Lufthansa Technik said it is readying its Hamburg engine center for future growth by investing in new technologies in its engine services division.
The German aftermarket provider said around €7 million ($8.6 million) has been invested in a new competence center specializing in engine case repair work along with an X-ray facility for a broad range of engine components.
Lufthansa Technik said new tools and equipment will form the basis of its new repair procedures in Hamburg. Over time, it believes there is room for the variety of engine types overhauled at the facility to increase. Lufthansa Technik also said the engine division assumes orders for the component services will double over the next three years.
For the X-ray center, Lufthansa Technik said it will be able to screen the flexibility of components in both digital and analog form. This will range from small engine blades up to future engine cases with a diameter of 3.5 meters, it said. The MRO already has plans to further extend capacity at the X-ray center with construction earmarked to begin in 2019.

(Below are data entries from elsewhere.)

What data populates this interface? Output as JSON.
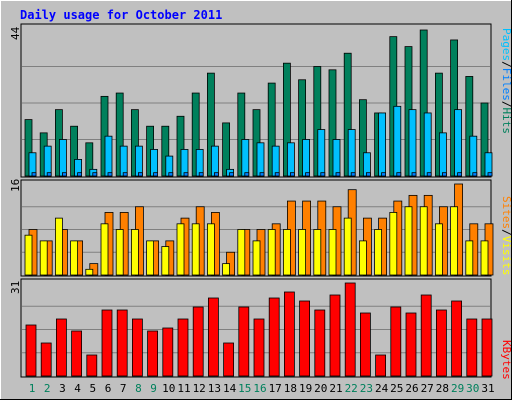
{
  "title": "Daily usage for October 2011",
  "colors": {
    "background": "#c0c0c0",
    "hits": "#00805c",
    "files": "#00c0ff",
    "pages": "#0080ff",
    "visits": "#ff8000",
    "sites": "#ffff00",
    "kbytes": "#ff0000",
    "title": "#0000ff",
    "weekend_day": "#00805c",
    "weekday": "#000000"
  },
  "chart_data": [
    {
      "type": "bar",
      "title": "Daily usage for October 2011",
      "ylabel_parts": [
        "Pages",
        "Files",
        "Hits"
      ],
      "ymax_label": "44",
      "ylim": [
        0,
        44
      ],
      "grid": true,
      "categories": [
        "1",
        "2",
        "3",
        "4",
        "5",
        "6",
        "7",
        "8",
        "9",
        "10",
        "11",
        "12",
        "13",
        "14",
        "15",
        "16",
        "17",
        "18",
        "19",
        "20",
        "21",
        "22",
        "23",
        "24",
        "25",
        "26",
        "27",
        "28",
        "29",
        "30",
        "31"
      ],
      "series": [
        {
          "name": "Hits",
          "values": [
            17,
            13,
            20,
            15,
            10,
            24,
            25,
            20,
            15,
            15,
            18,
            25,
            31,
            16,
            25,
            20,
            28,
            34,
            29,
            33,
            32,
            37,
            23,
            19,
            42,
            39,
            44,
            31,
            41,
            30,
            22
          ]
        },
        {
          "name": "Files",
          "values": [
            7,
            9,
            11,
            5,
            2,
            12,
            9,
            9,
            8,
            6,
            8,
            8,
            9,
            2,
            11,
            10,
            9,
            10,
            11,
            14,
            11,
            14,
            7,
            19,
            21,
            20,
            19,
            13,
            20,
            12,
            7
          ]
        },
        {
          "name": "Pages",
          "values": [
            1,
            1,
            1,
            1,
            1,
            1,
            1,
            1,
            1,
            1,
            1,
            1,
            1,
            1,
            1,
            1,
            1,
            1,
            1,
            1,
            1,
            1,
            1,
            1,
            1,
            1,
            1,
            1,
            1,
            1,
            1
          ]
        }
      ]
    },
    {
      "type": "bar",
      "ylabel_parts": [
        "Sites",
        "Visits"
      ],
      "ymax_label": "16",
      "ylim": [
        0,
        16
      ],
      "grid": true,
      "categories": [
        "1",
        "2",
        "3",
        "4",
        "5",
        "6",
        "7",
        "8",
        "9",
        "10",
        "11",
        "12",
        "13",
        "14",
        "15",
        "16",
        "17",
        "18",
        "19",
        "20",
        "21",
        "22",
        "23",
        "24",
        "25",
        "26",
        "27",
        "28",
        "29",
        "30",
        "31"
      ],
      "series": [
        {
          "name": "Visits",
          "values": [
            8,
            6,
            8,
            6,
            2,
            11,
            11,
            12,
            6,
            6,
            10,
            12,
            11,
            4,
            8,
            8,
            9,
            13,
            13,
            13,
            12,
            15,
            10,
            10,
            13,
            14,
            14,
            12,
            16,
            9,
            9
          ]
        },
        {
          "name": "Sites",
          "values": [
            7,
            6,
            10,
            6,
            1,
            9,
            8,
            8,
            6,
            5,
            9,
            9,
            9,
            2,
            8,
            6,
            8,
            8,
            8,
            8,
            8,
            10,
            6,
            8,
            11,
            12,
            12,
            9,
            12,
            6,
            6
          ]
        }
      ]
    },
    {
      "type": "bar",
      "ylabel_parts": [
        "KBytes"
      ],
      "ymax_label": "31",
      "ylim": [
        0,
        31
      ],
      "grid": true,
      "categories": [
        "1",
        "2",
        "3",
        "4",
        "5",
        "6",
        "7",
        "8",
        "9",
        "10",
        "11",
        "12",
        "13",
        "14",
        "15",
        "16",
        "17",
        "18",
        "19",
        "20",
        "21",
        "22",
        "23",
        "24",
        "25",
        "26",
        "27",
        "28",
        "29",
        "30",
        "31"
      ],
      "series": [
        {
          "name": "KBytes",
          "values": [
            17,
            11,
            19,
            15,
            7,
            22,
            22,
            19,
            15,
            16,
            19,
            23,
            26,
            11,
            23,
            19,
            26,
            28,
            25,
            22,
            27,
            31,
            21,
            7,
            23,
            21,
            27,
            22,
            25,
            19,
            19
          ]
        }
      ]
    }
  ],
  "weekend_days": [
    1,
    2,
    8,
    9,
    15,
    16,
    22,
    23,
    29,
    30
  ]
}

“Our new center of excellence bundles the competence needed for around 450 repair procedures, some of which are very complex,” said Marcel Rose, head of the competence center in the engine services division at Lufthansa Technik. “With our employees' know-how and the tools and equipment we now have available, we have created a foundation to meet the highest quality standards even for future engine types.”

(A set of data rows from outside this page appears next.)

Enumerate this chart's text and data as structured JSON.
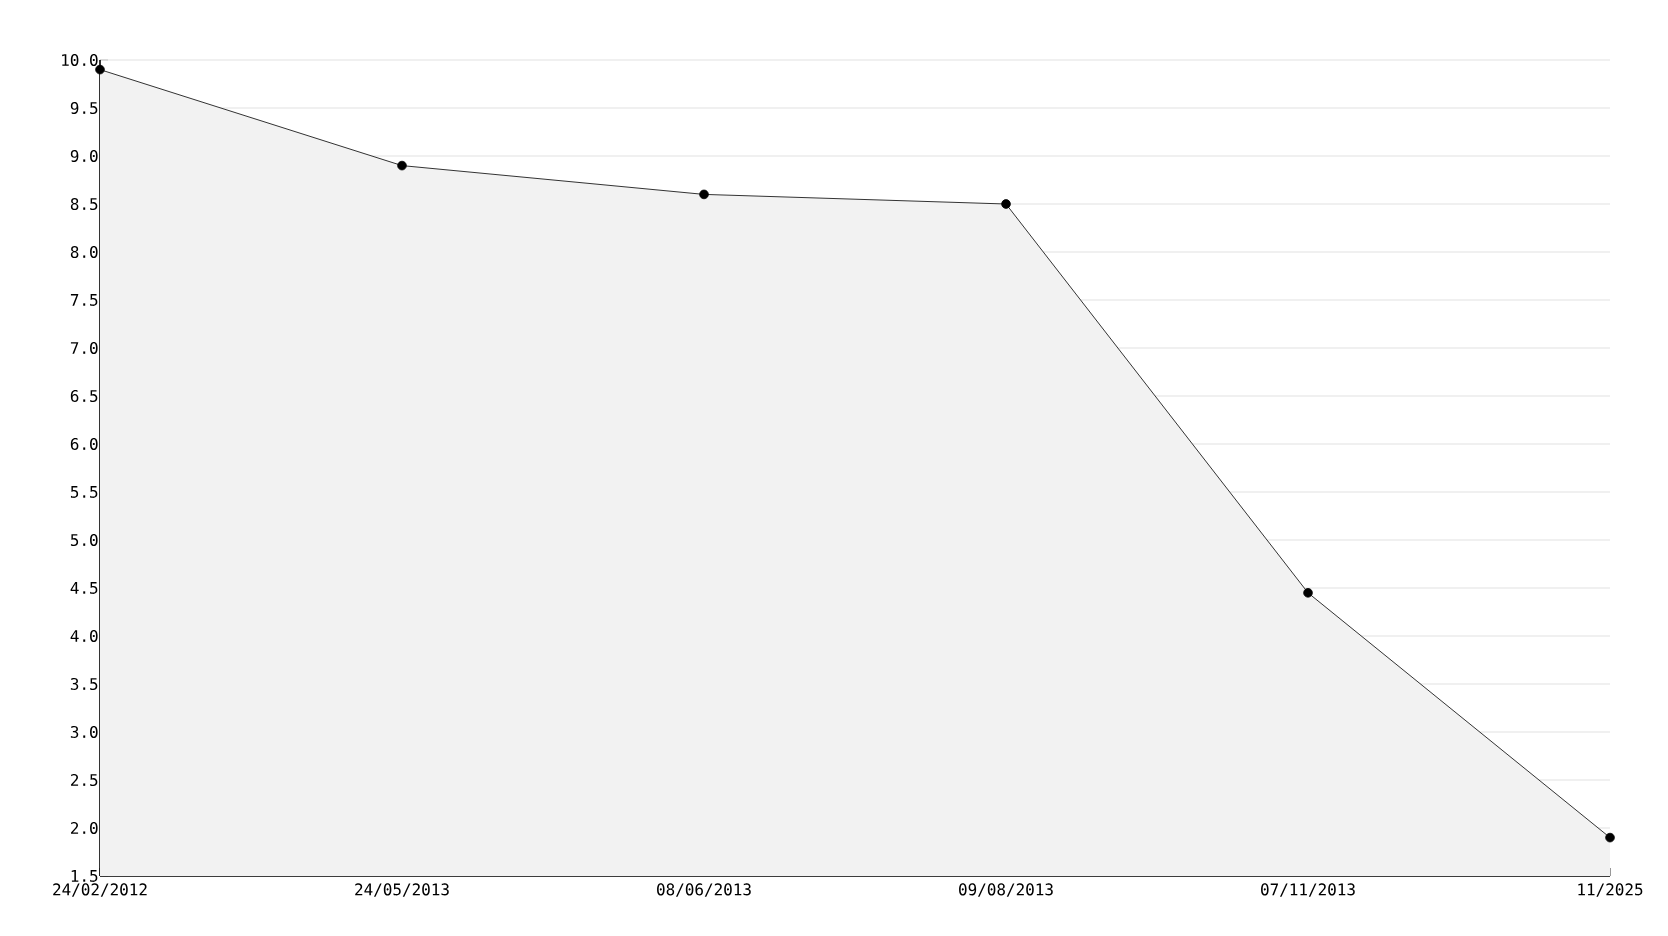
{
  "chart_data": {
    "type": "area",
    "categories": [
      "24/02/2012",
      "24/05/2013",
      "08/06/2013",
      "09/08/2013",
      "07/11/2013",
      "11/2025"
    ],
    "series": [
      {
        "color": "#000000",
        "values": [
          9.9,
          8.9,
          8.6,
          8.5,
          4.45,
          1.9
        ]
      }
    ],
    "ylim": [
      1.5,
      10.0
    ],
    "yticks": [
      1.5,
      {
        "value": 2.0,
        "label": "2.0"
      },
      2.5,
      {
        "value": 3.0,
        "label": "3.0"
      },
      3.5,
      {
        "value": 4.0,
        "label": "4.0"
      },
      4.5,
      {
        "value": 5.0,
        "label": "5.0"
      },
      5.5,
      {
        "value": 6.0,
        "label": "6.0"
      },
      6.5,
      {
        "value": 7.0,
        "label": "7.0"
      },
      7.5,
      {
        "value": 8.0,
        "label": "8.0"
      },
      8.5,
      {
        "value": 9.0,
        "label": "9.0"
      },
      9.5,
      {
        "value": 10.0,
        "label": "10.0"
      }
    ],
    "grid": "y",
    "marker": "circle"
  }
}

The investment announcements follow the readying of its Hamburg facility for the arrival of the new CFM International LEAP-1A and -1B, which will power the Airbus A320neo and the Boeing 737 MAX respectively. Lufthansa Technik confirmed in December 2017 that the narrowbody successor to the CFM56 family engines is expected to enter its main base from next year.

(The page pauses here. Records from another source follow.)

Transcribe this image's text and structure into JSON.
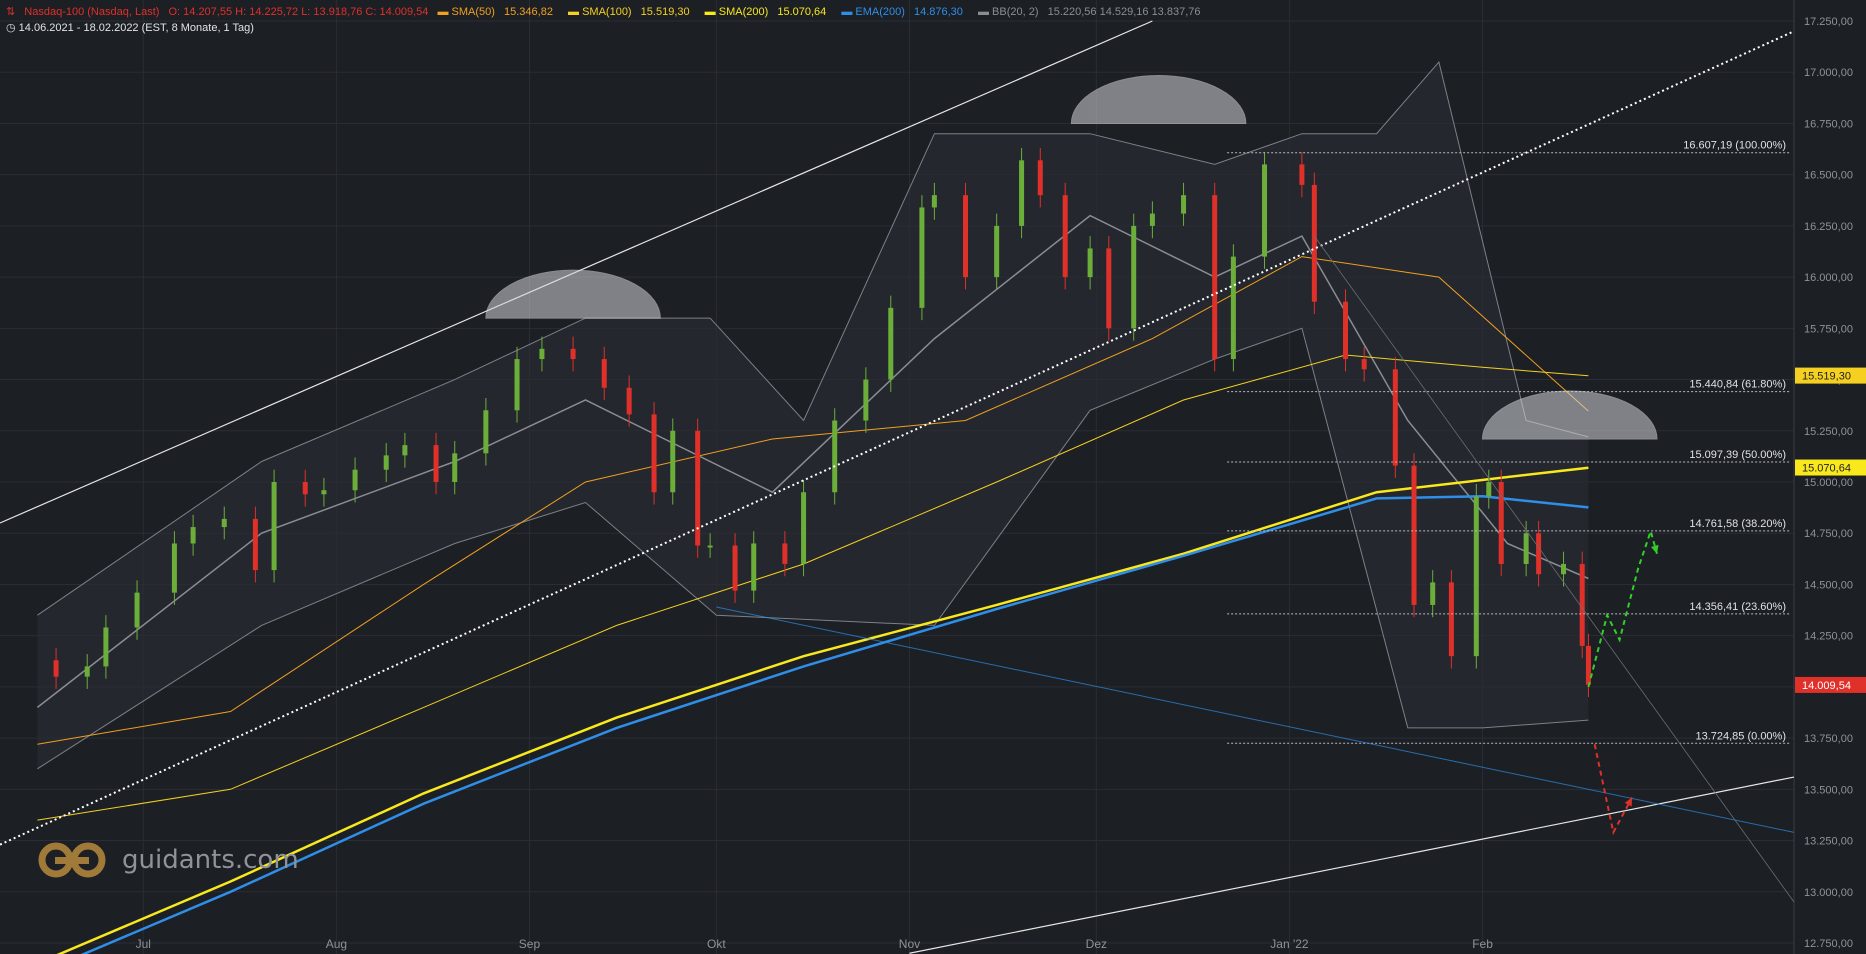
{
  "header": {
    "symbol": "Nasdaq-100 (Nasdaq, Last)",
    "ohlc": "O: 14.207,55  H: 14.225,72  L: 13.918,76  C: 14.009,54",
    "indicators": [
      {
        "label": "SMA(50)",
        "value": "15.346,82",
        "color": "#f0a020"
      },
      {
        "label": "SMA(100)",
        "value": "15.519,30",
        "color": "#f5d020"
      },
      {
        "label": "SMA(200)",
        "value": "15.070,64",
        "color": "#f8e81c"
      },
      {
        "label": "EMA(200)",
        "value": "14.876,30",
        "color": "#2f8fe8"
      },
      {
        "label": "BB(20, 2)",
        "value": "15.220,56  14.529,16  13.837,76",
        "color": "#8a8d92"
      }
    ],
    "date_range": "14.06.2021 - 18.02.2022",
    "range_info": "(EST, 8 Monate, 1 Tag)"
  },
  "logo": {
    "text": "guidants.com",
    "icon": "guidants-logo-icon"
  },
  "chart_data": {
    "type": "candlestick",
    "title": "",
    "xlabel": "",
    "ylabel": "",
    "ylim": [
      12750,
      17250
    ],
    "y_ticks": [
      12750,
      13000,
      13250,
      13500,
      13750,
      14000,
      14250,
      14500,
      14750,
      15000,
      15250,
      15500,
      15750,
      16000,
      16250,
      16500,
      16750,
      17000,
      17250
    ],
    "y_tick_labels": [
      "12.750,00",
      "13.000,00",
      "13.250,00",
      "13.500,00",
      "13.750,00",
      "14.000,00",
      "14.250,00",
      "14.500,00",
      "14.750,00",
      "15.000,00",
      "15.250,00",
      "15.500,00",
      "15.750,00",
      "16.000,00",
      "16.250,00",
      "16.500,00",
      "16.750,00",
      "17.000,00",
      "17.250,00"
    ],
    "x_labels": [
      "Jul",
      "Aug",
      "Sep",
      "Okt",
      "Nov",
      "Dez",
      "Jan '22",
      "Feb"
    ],
    "x_label_dates": [
      "2021-07-01",
      "2021-08-01",
      "2021-09-01",
      "2021-10-01",
      "2021-11-01",
      "2021-12-01",
      "2022-01-01",
      "2022-02-01"
    ],
    "candles_close_path": [
      [
        "2021-06-14",
        14130
      ],
      [
        "2021-06-17",
        14050
      ],
      [
        "2021-06-22",
        14100
      ],
      [
        "2021-06-25",
        14290
      ],
      [
        "2021-06-30",
        14460
      ],
      [
        "2021-07-06",
        14700
      ],
      [
        "2021-07-09",
        14780
      ],
      [
        "2021-07-14",
        14820
      ],
      [
        "2021-07-19",
        14570
      ],
      [
        "2021-07-22",
        15000
      ],
      [
        "2021-07-27",
        14940
      ],
      [
        "2021-07-30",
        14960
      ],
      [
        "2021-08-04",
        15060
      ],
      [
        "2021-08-09",
        15130
      ],
      [
        "2021-08-12",
        15180
      ],
      [
        "2021-08-17",
        15000
      ],
      [
        "2021-08-20",
        15140
      ],
      [
        "2021-08-25",
        15350
      ],
      [
        "2021-08-30",
        15600
      ],
      [
        "2021-09-03",
        15650
      ],
      [
        "2021-09-08",
        15600
      ],
      [
        "2021-09-13",
        15460
      ],
      [
        "2021-09-17",
        15330
      ],
      [
        "2021-09-21",
        14950
      ],
      [
        "2021-09-24",
        15250
      ],
      [
        "2021-09-28",
        14690
      ],
      [
        "2021-09-30",
        14690
      ],
      [
        "2021-10-04",
        14470
      ],
      [
        "2021-10-07",
        14700
      ],
      [
        "2021-10-12",
        14600
      ],
      [
        "2021-10-15",
        14950
      ],
      [
        "2021-10-20",
        15300
      ],
      [
        "2021-10-25",
        15500
      ],
      [
        "2021-10-29",
        15850
      ],
      [
        "2021-11-03",
        16340
      ],
      [
        "2021-11-05",
        16400
      ],
      [
        "2021-11-10",
        16000
      ],
      [
        "2021-11-15",
        16250
      ],
      [
        "2021-11-19",
        16570
      ],
      [
        "2021-11-22",
        16400
      ],
      [
        "2021-11-26",
        16000
      ],
      [
        "2021-11-30",
        16140
      ],
      [
        "2021-12-03",
        15750
      ],
      [
        "2021-12-07",
        16250
      ],
      [
        "2021-12-10",
        16310
      ],
      [
        "2021-12-15",
        16400
      ],
      [
        "2021-12-20",
        15600
      ],
      [
        "2021-12-23",
        16100
      ],
      [
        "2021-12-28",
        16550
      ],
      [
        "2022-01-03",
        16450
      ],
      [
        "2022-01-05",
        15880
      ],
      [
        "2022-01-10",
        15600
      ],
      [
        "2022-01-13",
        15550
      ],
      [
        "2022-01-18",
        15080
      ],
      [
        "2022-01-21",
        14400
      ],
      [
        "2022-01-24",
        14510
      ],
      [
        "2022-01-27",
        14150
      ],
      [
        "2022-01-31",
        14930
      ],
      [
        "2022-02-02",
        15000
      ],
      [
        "2022-02-04",
        14600
      ],
      [
        "2022-02-08",
        14750
      ],
      [
        "2022-02-10",
        14550
      ],
      [
        "2022-02-14",
        14600
      ],
      [
        "2022-02-17",
        14200
      ],
      [
        "2022-02-18",
        14010
      ]
    ],
    "moving_averages": [
      {
        "name": "SMA(50)",
        "color": "#f0a020",
        "points": [
          [
            "2021-06-14",
            13720
          ],
          [
            "2021-07-15",
            13880
          ],
          [
            "2021-08-15",
            14500
          ],
          [
            "2021-09-10",
            15000
          ],
          [
            "2021-10-10",
            15210
          ],
          [
            "2021-11-10",
            15300
          ],
          [
            "2021-12-10",
            15700
          ],
          [
            "2022-01-03",
            16100
          ],
          [
            "2022-01-25",
            16000
          ],
          [
            "2022-02-18",
            15346
          ]
        ]
      },
      {
        "name": "SMA(100)",
        "color": "#f5d020",
        "points": [
          [
            "2021-06-14",
            13350
          ],
          [
            "2021-07-15",
            13500
          ],
          [
            "2021-08-15",
            13900
          ],
          [
            "2021-09-15",
            14300
          ],
          [
            "2021-10-15",
            14600
          ],
          [
            "2021-11-15",
            15000
          ],
          [
            "2021-12-15",
            15400
          ],
          [
            "2022-01-10",
            15620
          ],
          [
            "2022-02-01",
            15560
          ],
          [
            "2022-02-18",
            15519
          ]
        ]
      },
      {
        "name": "SMA(200)",
        "color": "#f8e81c",
        "points": [
          [
            "2021-06-14",
            12650
          ],
          [
            "2021-07-15",
            13050
          ],
          [
            "2021-08-15",
            13480
          ],
          [
            "2021-09-15",
            13850
          ],
          [
            "2021-10-15",
            14150
          ],
          [
            "2021-11-15",
            14400
          ],
          [
            "2021-12-15",
            14650
          ],
          [
            "2022-01-15",
            14950
          ],
          [
            "2022-02-18",
            15070
          ]
        ]
      },
      {
        "name": "EMA(200)",
        "color": "#2f8fe8",
        "points": [
          [
            "2021-06-14",
            12600
          ],
          [
            "2021-07-15",
            13000
          ],
          [
            "2021-08-15",
            13430
          ],
          [
            "2021-09-15",
            13800
          ],
          [
            "2021-10-15",
            14100
          ],
          [
            "2021-11-15",
            14380
          ],
          [
            "2021-12-15",
            14640
          ],
          [
            "2022-01-15",
            14920
          ],
          [
            "2022-02-01",
            14930
          ],
          [
            "2022-02-18",
            14876
          ]
        ]
      }
    ],
    "bollinger": {
      "name": "BB(20, 2)",
      "upper": [
        [
          "2021-06-14",
          14350
        ],
        [
          "2021-07-20",
          15100
        ],
        [
          "2021-08-20",
          15500
        ],
        [
          "2021-09-10",
          15800
        ],
        [
          "2021-09-30",
          15800
        ],
        [
          "2021-10-15",
          15300
        ],
        [
          "2021-11-05",
          16700
        ],
        [
          "2021-11-30",
          16700
        ],
        [
          "2021-12-20",
          16550
        ],
        [
          "2022-01-03",
          16700
        ],
        [
          "2022-01-15",
          16700
        ],
        [
          "2022-01-25",
          17050
        ],
        [
          "2022-02-08",
          15300
        ],
        [
          "2022-02-18",
          15220
        ]
      ],
      "middle": [
        [
          "2021-06-14",
          13900
        ],
        [
          "2021-07-20",
          14750
        ],
        [
          "2021-08-20",
          15100
        ],
        [
          "2021-09-10",
          15400
        ],
        [
          "2021-10-10",
          14950
        ],
        [
          "2021-11-05",
          15700
        ],
        [
          "2021-11-30",
          16300
        ],
        [
          "2021-12-20",
          16000
        ],
        [
          "2022-01-03",
          16200
        ],
        [
          "2022-01-20",
          15300
        ],
        [
          "2022-02-05",
          14700
        ],
        [
          "2022-02-18",
          14529
        ]
      ],
      "lower": [
        [
          "2021-06-14",
          13600
        ],
        [
          "2021-07-20",
          14300
        ],
        [
          "2021-08-20",
          14700
        ],
        [
          "2021-09-10",
          14900
        ],
        [
          "2021-10-01",
          14350
        ],
        [
          "2021-11-05",
          14300
        ],
        [
          "2021-11-30",
          15350
        ],
        [
          "2021-12-20",
          15600
        ],
        [
          "2022-01-03",
          15750
        ],
        [
          "2022-01-20",
          13800
        ],
        [
          "2022-02-01",
          13800
        ],
        [
          "2022-02-18",
          13838
        ]
      ]
    },
    "fibonacci": [
      {
        "level": "100.00%",
        "value": 16607.19,
        "label": "16.607,19 (100.00%)"
      },
      {
        "level": "61.80%",
        "value": 15440.84,
        "label": "15.440,84 (61.80%)"
      },
      {
        "level": "50.00%",
        "value": 15097.39,
        "label": "15.097,39 (50.00%)"
      },
      {
        "level": "38.20%",
        "value": 14761.58,
        "label": "14.761,58 (38.20%)"
      },
      {
        "level": "23.60%",
        "value": 14356.41,
        "label": "14.356,41 (23.60%)"
      },
      {
        "level": "0.00%",
        "value": 13724.85,
        "label": "13.724,85 (0.00%)"
      }
    ],
    "price_tags": [
      {
        "value": 15519.3,
        "label": "15.519,30",
        "color": "#f5d020"
      },
      {
        "value": 15070.64,
        "label": "15.070,64",
        "color": "#f8e81c"
      },
      {
        "value": 14009.54,
        "label": "14.009,54",
        "color": "#e0302a"
      }
    ],
    "grid": true,
    "legend": "top-left",
    "colors": {
      "up": "#6cae3a",
      "down": "#e0302a",
      "background": "#1c1f24",
      "grid": "#2a2e34",
      "axis_text": "#8e939a"
    }
  }
}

Other engine activities outside of Hamburg include Lufthansa Technik partnering up with fellow German company MTU Aero Engines for overhaul and repair services on Pratt & Whitney's PW1000G-series geared turbofan engines. Engine Maintenance Europe, known as EME Aero for short, will begin operating in Poland from 2020.
Another engine overhaul JV in Poland will be with GE Aviation, focusing on the GEnx-2B used on Boeing 747-8 aircraft and the next-generation GE9X variant for the Boeing 777X. The facility in the south west of the country is currently under construction and scheduled to commence operating in September 2018.